Let me explain this to you with an example. I’ve made a search for “Maxi Dress” on eBay and found this item number http://www.ebay.co.uk/itm/300648608435 now let’s assume that we are able to source this or a similar product.
eBay tells us that +1,000 of these have sold and that’s great. Terapeak will give us a total sales value for that listing, but what it does not tell us is what combinations they sell and in what velocity.
So to make an informed buying decision on the same or similar product, we need to know what has sold, in which variations, at what price and when. That kind of information can make the difference between potentially buying the wrong sizes, the wrong colours and making profit.
This will extract this for you to a CSV file, with each variation on a separate line and able to handle up to 4 variations and for a total of 100 sales. The limit of 100 sales is what is imposed by eBay from the sales history page. Buyer details are not extracted as they’re irrelevant.
Disclaimer
The Terapeak script and the eBay extraction script both come with warnings as they both bend terms of service agreements and I’m writing this with two specific people in mind.
In both these instances a user can obtain this data by a basic copy/paste from the page and sorting it out in excel. Neither of these scripts make subsequent calls to other pages (ie: no extra page load because of their usage) and are either manipulating live data on a page or saving it in a well formatted manner for the purposes of bettering the users research activities. Also in both instances, neither are detectable as they are run client side :P
Your Feedback!
If any of these tickle your fancy, please contact me directly here and if you have any comments or suggestions on what I’ve covered above, I’d love to hear from you in the comments box below.
Very interesting Matt. I would like to speak to you more on this…
Hi Matt.
Would be happy to give it a run for you.
Hi Matthew
I would love to try out and use the dynamic categories code and give feedback, if it works ( i am sure it will) then i would appreciate your permission to use the code on a permanent basis. Channel grabber have not got to providing dynamic categories and i doubt they will for a while.

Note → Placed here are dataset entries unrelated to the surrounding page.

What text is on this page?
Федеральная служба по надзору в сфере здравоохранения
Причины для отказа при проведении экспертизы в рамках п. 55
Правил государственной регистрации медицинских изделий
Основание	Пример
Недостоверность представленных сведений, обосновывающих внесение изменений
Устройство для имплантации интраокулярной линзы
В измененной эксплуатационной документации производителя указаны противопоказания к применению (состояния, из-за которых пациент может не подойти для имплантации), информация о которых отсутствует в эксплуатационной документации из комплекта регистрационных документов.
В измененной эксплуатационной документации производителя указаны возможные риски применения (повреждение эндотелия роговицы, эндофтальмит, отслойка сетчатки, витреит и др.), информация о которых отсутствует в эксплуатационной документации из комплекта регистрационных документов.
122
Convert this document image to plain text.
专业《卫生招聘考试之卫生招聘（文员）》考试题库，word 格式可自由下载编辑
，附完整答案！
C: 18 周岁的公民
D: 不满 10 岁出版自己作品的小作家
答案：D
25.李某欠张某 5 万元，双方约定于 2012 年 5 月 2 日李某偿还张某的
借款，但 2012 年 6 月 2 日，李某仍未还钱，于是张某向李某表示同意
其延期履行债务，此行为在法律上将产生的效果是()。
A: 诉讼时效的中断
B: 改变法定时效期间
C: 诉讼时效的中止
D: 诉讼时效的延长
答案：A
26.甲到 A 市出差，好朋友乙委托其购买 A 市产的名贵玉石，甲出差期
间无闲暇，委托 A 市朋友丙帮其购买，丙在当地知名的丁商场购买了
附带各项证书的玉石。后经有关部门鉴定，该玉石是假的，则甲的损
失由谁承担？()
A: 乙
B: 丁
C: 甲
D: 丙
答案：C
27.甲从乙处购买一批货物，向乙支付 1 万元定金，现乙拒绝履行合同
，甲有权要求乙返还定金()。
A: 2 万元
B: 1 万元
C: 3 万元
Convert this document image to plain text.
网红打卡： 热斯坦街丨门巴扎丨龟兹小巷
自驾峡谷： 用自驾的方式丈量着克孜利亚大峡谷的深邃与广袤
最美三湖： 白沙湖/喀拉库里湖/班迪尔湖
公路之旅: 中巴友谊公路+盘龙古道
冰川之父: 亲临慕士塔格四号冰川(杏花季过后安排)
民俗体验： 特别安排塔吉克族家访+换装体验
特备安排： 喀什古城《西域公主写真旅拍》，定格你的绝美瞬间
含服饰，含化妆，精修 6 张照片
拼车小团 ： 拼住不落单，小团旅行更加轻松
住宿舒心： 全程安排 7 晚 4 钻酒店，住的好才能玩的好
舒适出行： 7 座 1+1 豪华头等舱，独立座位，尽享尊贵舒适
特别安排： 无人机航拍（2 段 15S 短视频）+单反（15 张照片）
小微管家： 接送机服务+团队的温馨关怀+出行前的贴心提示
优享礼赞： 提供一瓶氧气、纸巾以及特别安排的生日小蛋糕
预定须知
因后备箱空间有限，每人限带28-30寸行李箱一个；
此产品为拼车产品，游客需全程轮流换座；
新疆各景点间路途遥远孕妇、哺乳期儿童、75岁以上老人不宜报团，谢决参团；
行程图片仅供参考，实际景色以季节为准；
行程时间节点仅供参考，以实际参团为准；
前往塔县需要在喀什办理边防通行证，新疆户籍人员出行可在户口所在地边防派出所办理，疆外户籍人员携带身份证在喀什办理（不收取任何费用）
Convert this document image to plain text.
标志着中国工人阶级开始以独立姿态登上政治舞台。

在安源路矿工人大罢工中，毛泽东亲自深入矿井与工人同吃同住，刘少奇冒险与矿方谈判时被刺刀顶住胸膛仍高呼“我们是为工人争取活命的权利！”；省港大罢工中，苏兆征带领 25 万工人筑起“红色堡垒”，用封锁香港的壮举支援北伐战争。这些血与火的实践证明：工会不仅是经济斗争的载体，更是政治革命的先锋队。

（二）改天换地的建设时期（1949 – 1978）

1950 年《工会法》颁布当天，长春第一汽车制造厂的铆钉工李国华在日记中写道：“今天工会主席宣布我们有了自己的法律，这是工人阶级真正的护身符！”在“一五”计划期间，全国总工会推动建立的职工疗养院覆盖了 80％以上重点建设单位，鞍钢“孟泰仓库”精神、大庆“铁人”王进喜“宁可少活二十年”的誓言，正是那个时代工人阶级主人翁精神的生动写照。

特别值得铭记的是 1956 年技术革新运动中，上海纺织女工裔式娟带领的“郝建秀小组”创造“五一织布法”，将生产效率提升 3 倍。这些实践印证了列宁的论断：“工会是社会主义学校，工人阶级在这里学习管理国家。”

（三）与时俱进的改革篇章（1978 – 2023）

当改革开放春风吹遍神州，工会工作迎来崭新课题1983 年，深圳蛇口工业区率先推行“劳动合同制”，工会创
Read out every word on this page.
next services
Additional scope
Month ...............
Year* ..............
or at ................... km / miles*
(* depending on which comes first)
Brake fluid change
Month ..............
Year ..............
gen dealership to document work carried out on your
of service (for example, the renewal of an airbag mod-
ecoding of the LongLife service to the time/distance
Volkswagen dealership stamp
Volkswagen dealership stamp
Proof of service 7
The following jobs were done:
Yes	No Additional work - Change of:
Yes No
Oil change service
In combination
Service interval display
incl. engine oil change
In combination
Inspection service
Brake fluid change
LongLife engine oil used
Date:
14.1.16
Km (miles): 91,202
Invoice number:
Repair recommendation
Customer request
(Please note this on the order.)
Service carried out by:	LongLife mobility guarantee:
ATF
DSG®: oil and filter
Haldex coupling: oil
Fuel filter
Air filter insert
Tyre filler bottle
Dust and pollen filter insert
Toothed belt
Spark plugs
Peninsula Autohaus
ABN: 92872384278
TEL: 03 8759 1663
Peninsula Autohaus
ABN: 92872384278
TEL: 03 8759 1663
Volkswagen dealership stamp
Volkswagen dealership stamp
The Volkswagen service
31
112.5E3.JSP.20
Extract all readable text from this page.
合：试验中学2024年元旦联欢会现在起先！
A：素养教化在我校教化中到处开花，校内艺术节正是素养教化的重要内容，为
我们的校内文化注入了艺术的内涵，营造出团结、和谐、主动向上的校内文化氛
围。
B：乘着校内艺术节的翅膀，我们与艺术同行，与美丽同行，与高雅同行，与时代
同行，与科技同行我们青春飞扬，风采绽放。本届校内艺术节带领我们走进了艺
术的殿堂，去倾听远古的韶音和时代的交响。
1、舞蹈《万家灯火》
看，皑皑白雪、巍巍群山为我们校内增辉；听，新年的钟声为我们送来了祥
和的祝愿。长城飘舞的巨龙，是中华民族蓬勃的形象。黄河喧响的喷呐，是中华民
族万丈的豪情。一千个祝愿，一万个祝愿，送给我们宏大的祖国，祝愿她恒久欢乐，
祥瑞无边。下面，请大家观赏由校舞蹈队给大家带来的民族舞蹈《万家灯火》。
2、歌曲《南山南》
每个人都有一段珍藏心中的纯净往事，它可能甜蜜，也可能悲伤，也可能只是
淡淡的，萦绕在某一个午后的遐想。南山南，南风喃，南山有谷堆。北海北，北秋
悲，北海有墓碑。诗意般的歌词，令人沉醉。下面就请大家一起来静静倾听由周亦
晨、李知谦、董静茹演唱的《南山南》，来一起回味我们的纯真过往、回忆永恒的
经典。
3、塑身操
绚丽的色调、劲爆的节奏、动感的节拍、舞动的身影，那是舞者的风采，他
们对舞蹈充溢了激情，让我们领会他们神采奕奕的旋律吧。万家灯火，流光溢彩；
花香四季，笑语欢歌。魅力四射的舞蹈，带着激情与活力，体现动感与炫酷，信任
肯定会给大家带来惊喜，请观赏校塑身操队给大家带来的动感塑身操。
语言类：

I would also be very interested in the related products bit again because i understand the basics of how people like frooition use keywords to load related products without users manually selecting items but you have to subscribe to there monthly server costs etc to use them as well as pay the £1000 design fee for the template.
I have looked around on the internet for both of the above and surprisingly to me they are harder to find information on than you might expect.